Mind you, I have a true tendency to clutter. I attach sentimental value to everything, and therefore have a very difficult time letting go. As an example, I am even cluttering my neck at the moment with not two but THREE necklaces that I wear at all times. Why? Because 3 people gave them to me as special gifts, they all have special meaning and they look good (you can see these necklaces in the video below, as well as a trick for blanching brocolli- blanching simply means boiling for a very short amount of time ). I can’t give these lovely necklaces up. If they were dragging me down, however, and I couldn’t stand up straight due to their weight, then I’d have a problem.

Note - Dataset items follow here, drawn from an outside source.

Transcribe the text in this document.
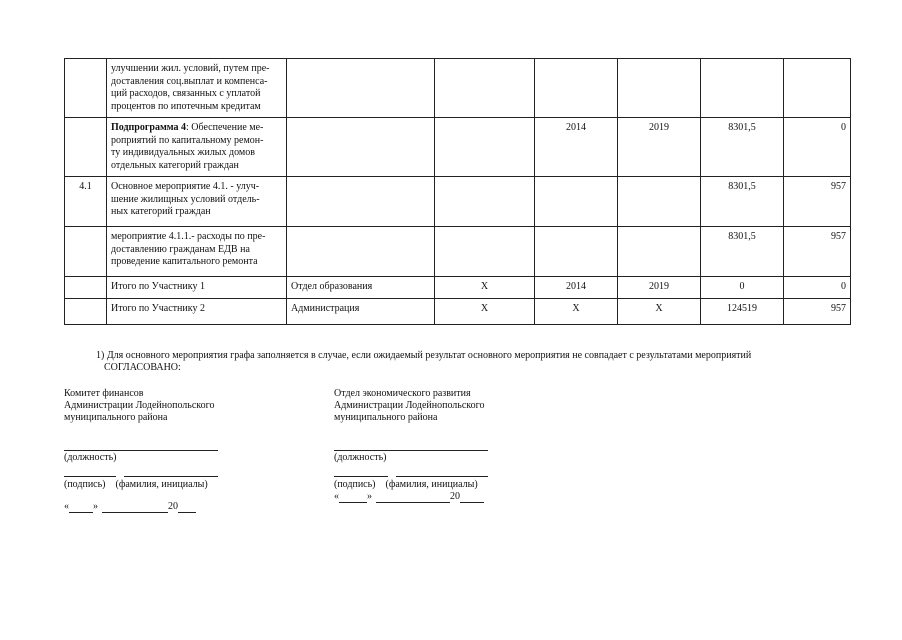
	улучшении жил. условий, путем пре-
доставления соц.выплат и компенса-
ций расходов, связанных с уплатой
процентов по ипотечным кредитам						
	Подпрограмма 4: Обеспечение ме-
роприятий по капитальному ремон-
ту индивидуальных жилых домов
отдельных категорий граждан			2014	2019	8301,5	0
4.1	Основное мероприятие 4.1. - улуч-
шение жилищных условий отдель-
ных категорий граждан					8301,5	957
	мероприятие 4.1.1.- расходы по пре-
доставлению гражданам ЕДВ на
проведение капитального ремонта					8301,5	957
	Итого по Участнику 1	Отдел образования	Х	2014	2019	0	0
	Итого по Участнику 2	Администрация	Х	Х	Х	124519	957
1) Для основного мероприятия графа заполняется в случае, если ожидаемый результат основного мероприятия не совпадает с результатами мероприятий
СОГЛАСОВАНО:
Комитет финансов
Администрации Лодейнопольского
муниципального района
(должность)
(подпись) (фамилия, инициалы)
« »	20
Отдел экономического развития
Администрации Лодейнопольского
муниципального района
(должность)
(подпись) (фамилия, инициалы)
«	»	20
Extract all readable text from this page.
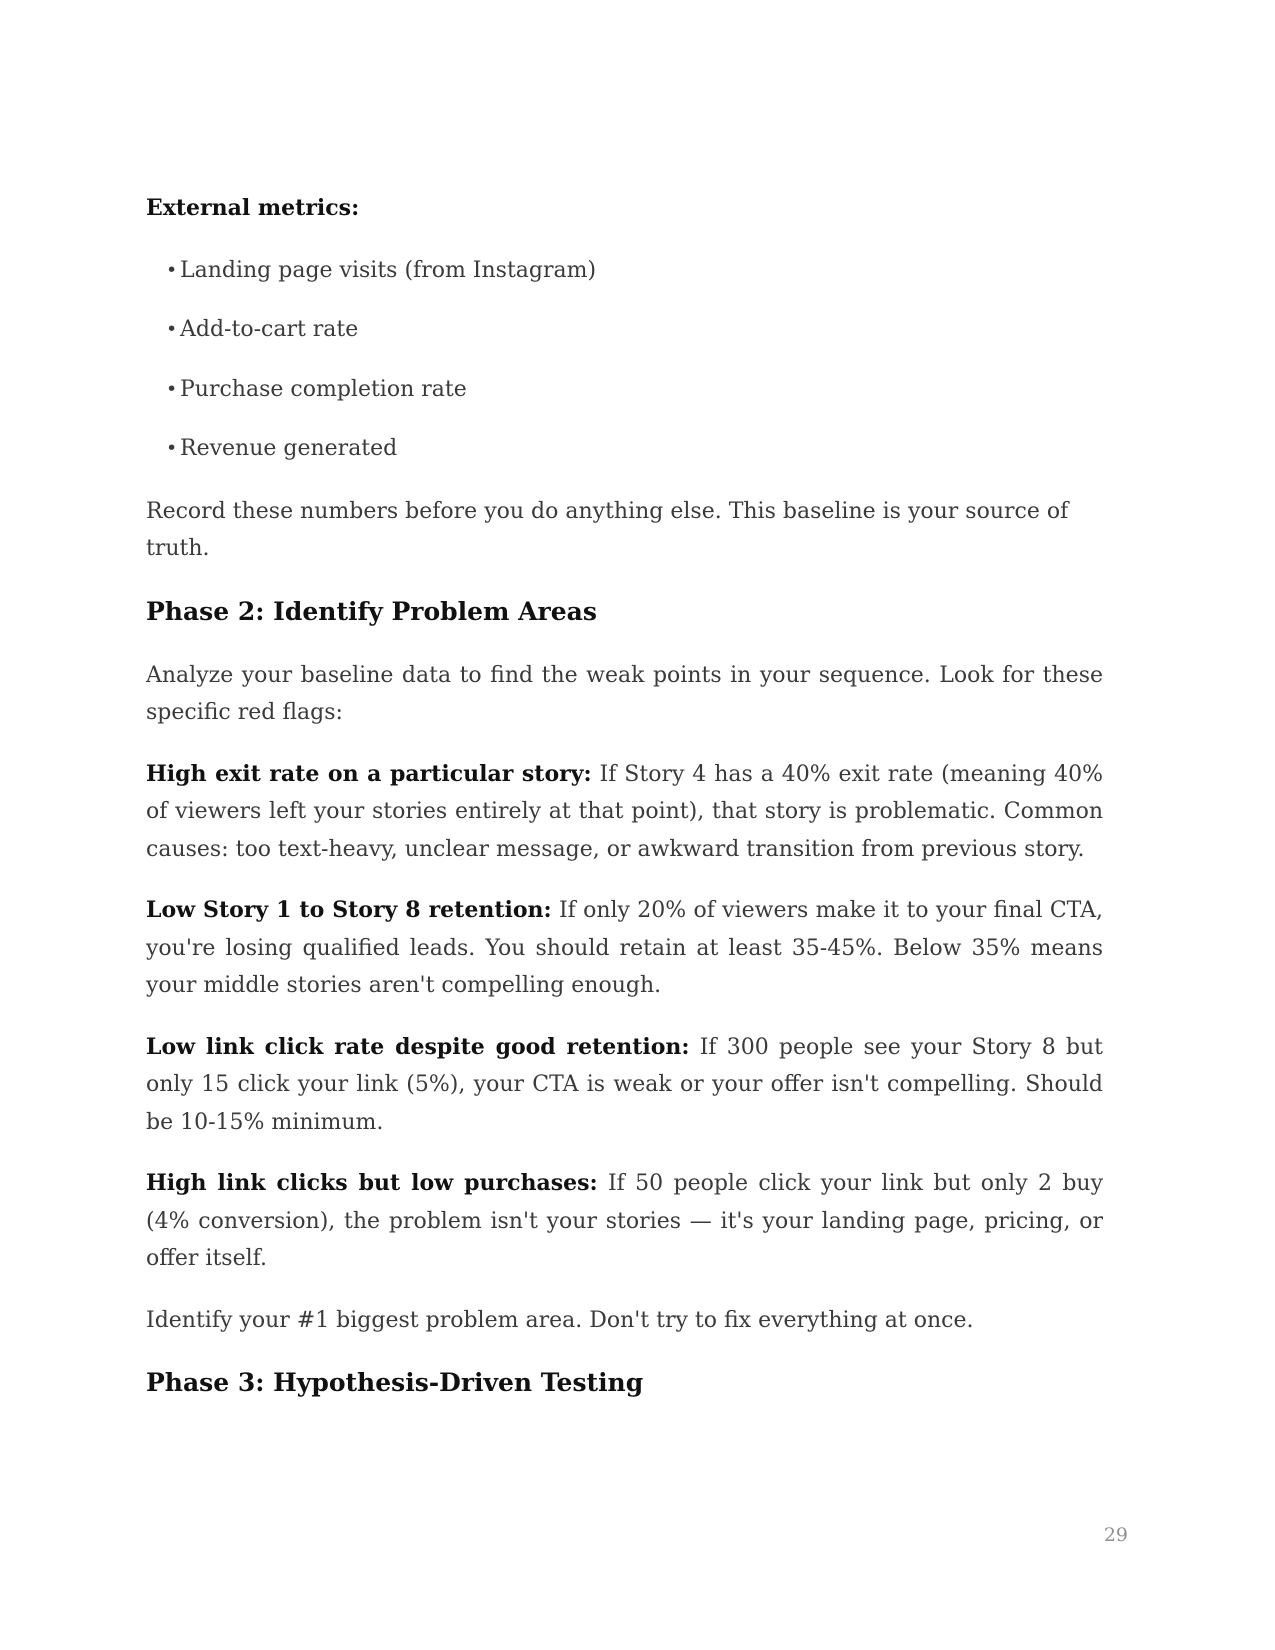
External metrics:

• Landing page visits (from Instagram)
• Add-to-cart rate
• Purchase completion rate
• Revenue generated

Record these numbers before you do anything else. This baseline is your source of truth.

Phase 2: Identify Problem Areas

Analyze your baseline data to find the weak points in your sequence. Look for these specific red flags:

High exit rate on a particular story: If Story 4 has a 40% exit rate (meaning 40% of viewers left your stories entirely at that point), that story is problematic. Common causes: too text-heavy, unclear message, or awkward transition from previous story.

Low Story 1 to Story 8 retention: If only 20% of viewers make it to your final CTA, you're losing qualified leads. You should retain at least 35-45%. Below 35% means your middle stories aren't compelling enough.

Low link click rate despite good retention: If 300 people see your Story 8 but only 15 click your link (5%), your CTA is weak or your offer isn't compelling. Should be 10-15% minimum.

High link clicks but low purchases: If 50 people click your link but only 2 buy (4% conversion), the problem isn't your stories — it's your landing page, pricing, or offer itself.

Identify your #1 biggest problem area. Don't try to fix everything at once.

Phase 3: Hypothesis-Driven Testing
29
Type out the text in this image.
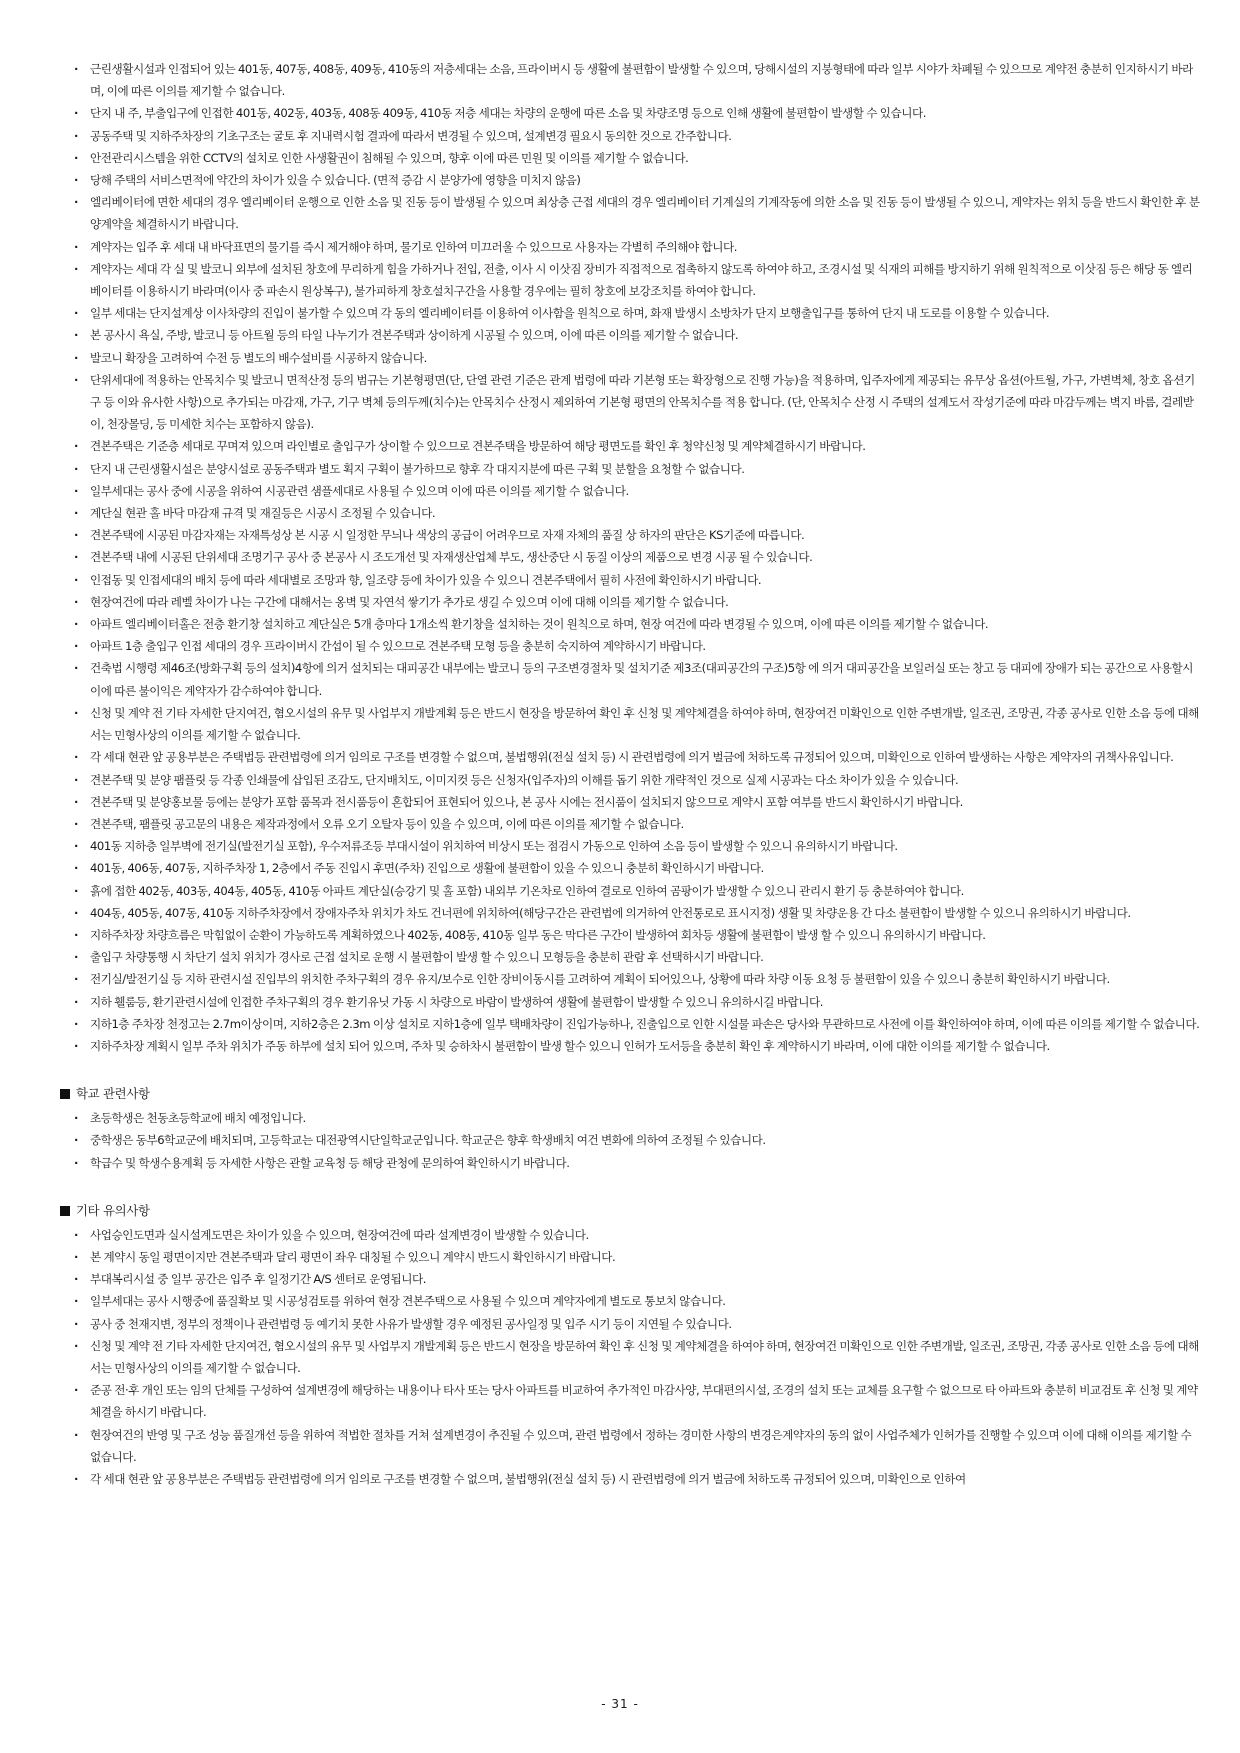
· 근린생활시설과 인접되어 있는 401동, 407동, 408동, 409동, 410동의 저층세대는 소음, 프라이버시 등 생활에 불편함이 발생할 수 있으며, 당해시설의 지붕형태에 따라 일부 시야가 차폐될 수 있으므로 계약전 충분히 인지하시기 바라며, 이에 따른 이의를 제기할 수 없습니다.
· 단지 내 주, 부출입구에 인접한 401동, 402동, 403동, 408동 409동, 410동 저층 세대는 차량의 운행에 따른 소음 및 차량조명 등으로 인해 생활에 불편함이 발생할 수 있습니다.
· 공동주택 및 지하주차장의 기초구조는 굴토 후 지내력시험 결과에 따라서 변경될 수 있으며, 설계변경 필요시 동의한 것으로 간주합니다.
· 안전관리시스템을 위한 CCTV의 설치로 인한 사생활권이 침해될 수 있으며, 향후 이에 따른 민원 및 이의를 제기할 수 없습니다.
· 당해 주택의 서비스면적에 약간의 차이가 있을 수 있습니다. (면적 증감 시 분양가에 영향을 미치지 않음)
· 엘리베이터에 면한 세대의 경우 엘리베이터 운행으로 인한 소음 및 진동 등이 발생될 수 있으며 최상층 근접 세대의 경우 엘리베이터 기계실의 기계작동에 의한 소음 및 진동 등이 발생될 수 있으니, 계약자는 위치 등을 반드시 확인한 후 분양계약을 체결하시기 바랍니다.
· 계약자는 입주 후 세대 내 바닥표면의 물기를 즉시 제거해야 하며, 물기로 인하여 미끄러울 수 있으므로 사용자는 각별히 주의해야 합니다.
· 계약자는 세대 각 실 및 발코니 외부에 설치된 창호에 무리하게 힘을 가하거나 전입, 전출, 이사 시 이삿짐 장비가 직접적으로 접촉하지 않도록 하여야 하고, 조경시설 및 식재의 피해를 방지하기 위해 원칙적으로 이삿짐 등은 해당 동 엘리베이터를 이용하시기 바라며(이사 중 파손시 원상복구), 불가피하게 창호설치구간을 사용할 경우에는 필히 창호에 보강조치를 하여야 합니다.
· 일부 세대는 단지설계상 이사차량의 진입이 불가할 수 있으며 각 동의 엘리베이터를 이용하여 이사함을 원칙으로 하며, 화재 발생시 소방차가 단지 보행출입구를 통하여 단지 내 도로를 이용할 수 있습니다.
· 본 공사시 욕실, 주방, 발코니 등 아트월 등의 타일 나누기가 견본주택과 상이하게 시공될 수 있으며, 이에 따른 이의를 제기할 수 없습니다.
· 발코니 확장을 고려하여 수전 등 별도의 배수설비를 시공하지 않습니다.
· 단위세대에 적용하는 안목치수 및 발코니 면적산정 등의 범규는 기본형평면(단, 단열 관련 기준은 관계 법령에 따라 기본형 또는 확장형으로 진행 가능)을 적용하며, 입주자에게 제공되는 유무상 옵션(아트월, 가구, 가변벽체, 창호 옵션기구 등 이와 유사한 사항)으로 추가되는 마감재, 가구, 기구 벽체 등의두께(치수)는 안목치수 산정시 제외하여 기본형 평면의 안목치수를 적용 합니다. (단, 안목치수 산정 시 주택의 설계도서 작성기준에 따라 마감두께는 벽지 바름, 걸레받이, 천장몰딩, 등 미세한 치수는 포함하지 않음).
· 견본주택은 기준층 세대로 꾸며져 있으며 라인별로 출입구가 상이할 수 있으므로 견본주택을 방문하여 해당 평면도를 확인 후 청약신청 및 계약체결하시기 바랍니다.
· 단지 내 근린생활시설은 분양시설로 공동주택과 별도 획지 구획이 불가하므로 향후 각 대지지분에 따른 구획 및 분할을 요청할 수 없습니다.
· 일부세대는 공사 중에 시공을 위하여 시공관련 샘플세대로 사용될 수 있으며 이에 따른 이의를 제기할 수 없습니다.
· 계단실 현관 홀 바닥 마감재 규격 및 재질등은 시공시 조정될 수 있습니다.
· 견본주택에 시공된 마감자재는 자재특성상 본 시공 시 일정한 무늬나 색상의 공급이 어려우므로 자재 자체의 품질 상 하자의 판단은 KS기준에 따릅니다.
· 견본주택 내에 시공된 단위세대 조명기구 공사 중 본공사 시 조도개선 및 자재생산업체 부도, 생산중단 시 동질 이상의 제품으로 변경 시공 될 수 있습니다.
· 인접동 및 인접세대의 배치 등에 따라 세대별로 조망과 향, 일조량 등에 차이가 있을 수 있으니 견본주택에서 필히 사전에 확인하시기 바랍니다.
· 현장여건에 따라 레벨 차이가 나는 구간에 대해서는 옹벽 및 자연석 쌓기가 추가로 생길 수 있으며 이에 대해 이의를 제기할 수 없습니다.
· 아파트 엘리베이터홀은 전층 환기창 설치하고 계단실은 5개 층마다 1개소씩 환기창을 설치하는 것이 원칙으로 하며, 현장 여건에 따라 변경될 수 있으며, 이에 따른 이의를 제기할 수 없습니다.
· 아파트 1층 출입구 인접 세대의 경우 프라이버시 간섭이 될 수 있으므로 견본주택 모형 등을 충분히 숙지하여 계약하시기 바랍니다.
· 건축법 시행령 제46조(방화구획 등의 설치)4항에 의거 설치되는 대피공간 내부에는 발코니 등의 구조변경절차 및 설치기준 제3조(대피공간의 구조)5항 에 의거 대피공간을 보일러실 또는 창고 등 대피에 장애가 되는 공간으로 사용할시 이에 따른 불이익은 계약자가 감수하여야 합니다.
· 신청 및 계약 전 기타 자세한 단지여건, 혐오시설의 유무 및 사업부지 개발계획 등은 반드시 현장을 방문하여 확인 후 신청 및 계약체결을 하여야 하며, 현장여건 미확인으로 인한 주변개발, 일조권, 조망권, 각종 공사로 인한 소음 등에 대해서는 민형사상의 이의를 제기할 수 없습니다.
· 각 세대 현관 앞 공용부분은 주택법등 관련법령에 의거 임의로 구조를 변경할 수 없으며, 불법행위(전실 설치 등) 시 관련법령에 의거 벌금에 처하도록 규정되어 있으며, 미확인으로 인하여 발생하는 사항은 계약자의 귀책사유입니다.
· 견본주택 및 분양 팸플릿 등 각종 인쇄물에 삽입된 조감도, 단지배치도, 이미지컷 등은 신청자(입주자)의 이해를 돕기 위한 개략적인 것으로 실제 시공과는 다소 차이가 있을 수 있습니다.
· 견본주택 및 분양홍보물 등에는 분양가 포함 품목과 전시품등이 혼합되어 표현되어 있으나, 본 공사 시에는 전시품이 설치되지 않으므로 계약시 포함 여부를 반드시 확인하시기 바랍니다.
· 견본주택, 팸플릿 공고문의 내용은 제작과정에서 오류 오기 오탈자 등이 있을 수 있으며, 이에 따른 이의를 제기할 수 없습니다.
· 401동 지하층 일부벽에 전기실(발전기실 포함), 우수저류조등 부대시설이 위치하여 비상시 또는 점검시 가동으로 인하여 소음 등이 발생할 수 있으니 유의하시기 바랍니다.
· 401동, 406동, 407동, 지하주차장 1, 2층에서 주동 진입시 후면(주차) 진입으로 생활에 불편함이 있을 수 있으니 충분히 확인하시기 바랍니다.
· 흙에 접한 402동, 403동, 404동, 405동, 410동 아파트 계단실(승강기 및 홀 포함) 내외부 기온차로 인하여 결로로 인하여 곰팡이가 발생할 수 있으니 관리시 환기 등 충분하여야 합니다.
· 404동, 405동, 407동, 410동 지하주차장에서 장애자주차 위치가 차도 건너편에 위치하여(해당구간은 관련법에 의거하여 안전통로로 표시지정) 생활 및 차량운용 간 다소 불편함이 발생할 수 있으니 유의하시기 바랍니다.
· 지하주차장 차량흐름은 막힘없이 순환이 가능하도록 계획하였으나 402동, 408동, 410동 일부 동은 막다른 구간이 발생하여 회차등 생활에 불편함이 발생 할 수 있으니 유의하시기 바랍니다.
· 출입구 차량통행 시 차단기 설치 위치가 경사로 근접 설치로 운행 시 불편함이 발생 할 수 있으니 모형등을 충분히 관람 후 선택하시기 바랍니다.
· 전기실/발전기실 등 지하 관련시설 진입부의 위치한 주차구획의 경우 유지/보수로 인한 장비이동시를 고려하여 계획이 되어있으나, 상황에 따라 차량 이동 요청 등 불편함이 있을 수 있으니 충분히 확인하시기 바랍니다.
· 지하 휄룸등, 환기관련시설에 인접한 주차구획의 경우 환기유닛 가동 시 차량으로 바람이 발생하여 생활에 불편함이 발생할 수 있으니 유의하시길 바랍니다.
· 지하1층 주차장 천정고는 2.7m이상이며, 지하2층은 2.3m 이상 설치로 지하1층에 일부 택배차량이 진입가능하나, 진출입으로 인한 시설물 파손은 당사와 무관하므로 사전에 이를 확인하여야 하며, 이에 따른 이의를 제기할 수 없습니다.
· 지하주차장 계획시 일부 주차 위치가 주동 하부에 설치 되어 있으며, 주차 및 승하차시 불편함이 발생 할수 있으니 인허가 도서등을 충분히 확인 후 계약하시기 바라며, 이에 대한 이의를 제기할 수 없습니다.
학교 관련사항
· 초등학생은 천동초등학교에 배치 예정입니다.
· 중학생은 동부6학교군에 배치되며, 고등학교는 대전광역시단일학교군입니다. 학교군은 향후 학생배치 여건 변화에 의하여 조정될 수 있습니다.
· 학급수 및 학생수용계획 등 자세한 사항은 관할 교육청 등 해당 관청에 문의하여 확인하시기 바랍니다.
기타 유의사항
· 사업승인도면과 실시설계도면은 차이가 있을 수 있으며, 현장여건에 따라 설계변경이 발생할 수 있습니다.
· 본 계약시 동일 평면이지만 견본주택과 달리 평면이 좌우 대칭될 수 있으니 계약시 반드시 확인하시기 바랍니다.
· 부대복리시설 중 일부 공간은 입주 후 일정기간 A/S 센터로 운영됩니다.
· 일부세대는 공사 시행중에 품질확보 및 시공성검토를 위하여 현장 견본주택으로 사용될 수 있으며 계약자에게 별도로 통보치 않습니다.
· 공사 중 천재지변, 정부의 정책이나 관련법령 등 예기치 못한 사유가 발생할 경우 예정된 공사일정 및 입주 시기 등이 지연될 수 있습니다.
· 신청 및 계약 전 기타 자세한 단지여건, 혐오시설의 유무 및 사업부지 개발계획 등은 반드시 현장을 방문하여 확인 후 신청 및 계약체결을 하여야 하며, 현장여건 미확인으로 인한 주변개발, 일조권, 조망권, 각종 공사로 인한 소음 등에 대해서는 민형사상의 이의를 제기할 수 없습니다.
· 준공 전·후 개인 또는 임의 단체를 구성하여 설계변경에 해당하는 내용이나 타사 또는 당사 아파트를 비교하여 추가적인 마감사양, 부대편의시설, 조경의 설치 또는 교체를 요구할 수 없으므로 타 아파트와 충분히 비교검토 후 신청 및 계약체결을 하시기 바랍니다.
· 현장여건의 반영 및 구조 성능 품질개선 등을 위하여 적법한 절차를 거쳐 설계변경이 추진될 수 있으며, 관련 법령에서 정하는 경미한 사항의 변경은계약자의 동의 없이 사업주체가 인허가를 진행할 수 있으며 이에 대해 이의를 제기할 수 없습니다.
· 각 세대 현관 앞 공용부분은 주택법등 관련법령에 의거 임의로 구조를 변경할 수 없으며, 불법행위(전실 설치 등) 시 관련법령에 의거 벌금에 처하도록 규정되어 있으며, 미확인으로 인하여
- 31 -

Does your clutter get in the way? If so, please give it a little thought and if you need some serious outside help, contact a great organizer, Claudia Lechtman or subscribe to her helpful newsletter at www.organizationmaven.com
For now, here is a different recipe for cold sesame noodles than the one I posted many months ago. Please check your pantry periodically so you don’t clutter your cabinets with the same Asian ingredients you already had but forgot about. My friend Barbara found this recipe and loves it. My husband prefers this one to mine-the nerve! Please let us know which one you prefer in the comments section of the blog. Remember, you can double or triple the sauce, freeze some of it and use it another time. We can buy ALL of these ingredients at an Asian Food store and most of them at Whole Foods. The sesame paste can be substituted with tahini paste. It is very tasty:
Takeout-Style Sesame Noodles
1 pound Chinese egg noodles (1/8,-inch-thick), frozen or (preferably) fresh, available in Asian markets
2 tablespoons sesame oil, plus a splash
3½ tablespoons soy sauce
2 tablespoons Chinese rice vinegar
2 tablespoons Chinese sesame paste
1 tablespoon smooth peanut butter
1 tablespoon sugar
1 tablespoon finely grated ginger
2 teaspoons minced garlic
2 teaspoons chili-garlic paste, or to taste
Half a cucumber, peeled, seeded, and cut into 1/8,-by- 1/8,-by-2-inch sticks
¼ cup chopped roasted peanuts.
1. Bring a large pot of water to a boil. Add noodles and cook until barely tender, about 5 minutes; they should retain a hint of chewiness. Drain, rinse with cold water, drain again and toss with a splash of sesame oil.
2. In a medium bowl, whisk together the remaining 2 tablespoons sesame oil, the soy sauce, rice vinegar, sesame paste, peanut butter, sugar, ginger, garlic and chili-garlic paste.
3. Pour the sauce over the noodles and toss. Transfer to a serving bowl, and garnish with cucumber and peanuts. Serves 4.